You may not care for Palestinians, but this? Excerpt of March 20, 2006 interview with Professor (now Emeritus) of Economics Daniel McGowan, Hobart and William Smith Colleges (Geneva, New York).

“At that time in 1989 I visited 10 hospitals, Palestinian hospitals, from East Jerusalem, and Hebron, and in Gaza, and Rafah and so forth, and I witnessed the children in the hospitals with broken hands and broken arms. And in story after story I found out how their hands and arms were broken.

“If they made the victory sign, a ‘V’ for victory, which they all did, even after a home was demolished the kids would all climb up on the rubble and make this sign, but if the Israeli soldiers caught them, they put their hands flat down on a board or on a stone, and they smashed it across the top with a baton. And they did that repeatedly, and in hundreds of instances they broke those children’s hands, for showing that sign.

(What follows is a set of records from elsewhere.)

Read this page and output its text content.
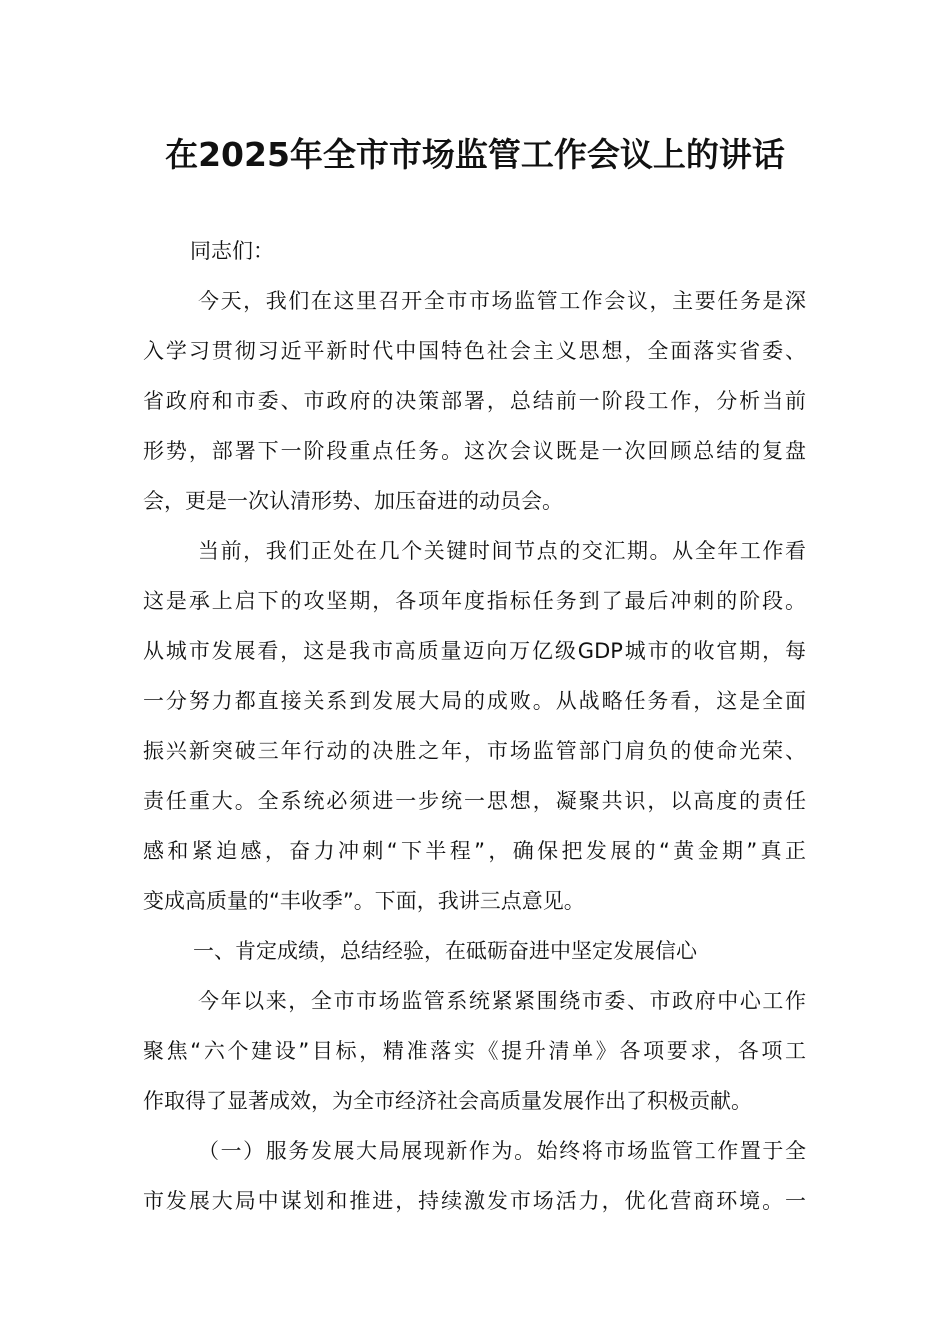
在2025年全市市场监管工作会议上的讲话
同志们：
今天，我们在这里召开全市市场监管工作会议，主要任务是深
入学习贯彻习近平新时代中国特色社会主义思想，全面落实省委、
省政府和市委、市政府的决策部署，总结前一阶段工作，分析当前
形势，部署下一阶段重点任务。这次会议既是一次回顾总结的复盘
会，更是一次认清形势、加压奋进的动员会。
当前，我们正处在几个关键时间节点的交汇期。从全年工作看
这是承上启下的攻坚期，各项年度指标任务到了最后冲刺的阶段。
从城市发展看，这是我市高质量迈向万亿级GDP城市的收官期，每
一分努力都直接关系到发展大局的成败。从战略任务看，这是全面
振兴新突破三年行动的决胜之年，市场监管部门肩负的使命光荣、
责任重大。全系统必须进一步统一思想，凝聚共识，以高度的责任
感和紧迫感，奋力冲刺“下半程”，确保把发展的“黄金期”真正
变成高质量的“丰收季”。下面，我讲三点意见。
一、肯定成绩，总结经验，在砥砺奋进中坚定发展信心
今年以来，全市市场监管系统紧紧围绕市委、市政府中心工作
聚焦“六个建设”目标，精准落实《提升清单》各项要求，各项工
作取得了显著成效，为全市经济社会高质量发展作出了积极贡献。
（一）服务发展大局展现新作为。始终将市场监管工作置于全
市发展大局中谋划和推进，持续激发市场活力，优化营商环境。一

“If the child was caught throwing a rock, they held the arm away from the child, with the top part of the arm down, and hit them across the elbow, right on the edge of the elbow, which would shatter the bones and render the arm useless. And so many, many Palestinian people today have these broken arms and broken bones. And it was a deliberate policy of the Israeli government. In fact it was [Israeli Defense Minister] Yitzhak Rabin who said  ‘we will deal with the Palestinians with might, power, and beating.’ ”
See Washington Post, January 22, 1988 for a report on Rabin’s changing policy.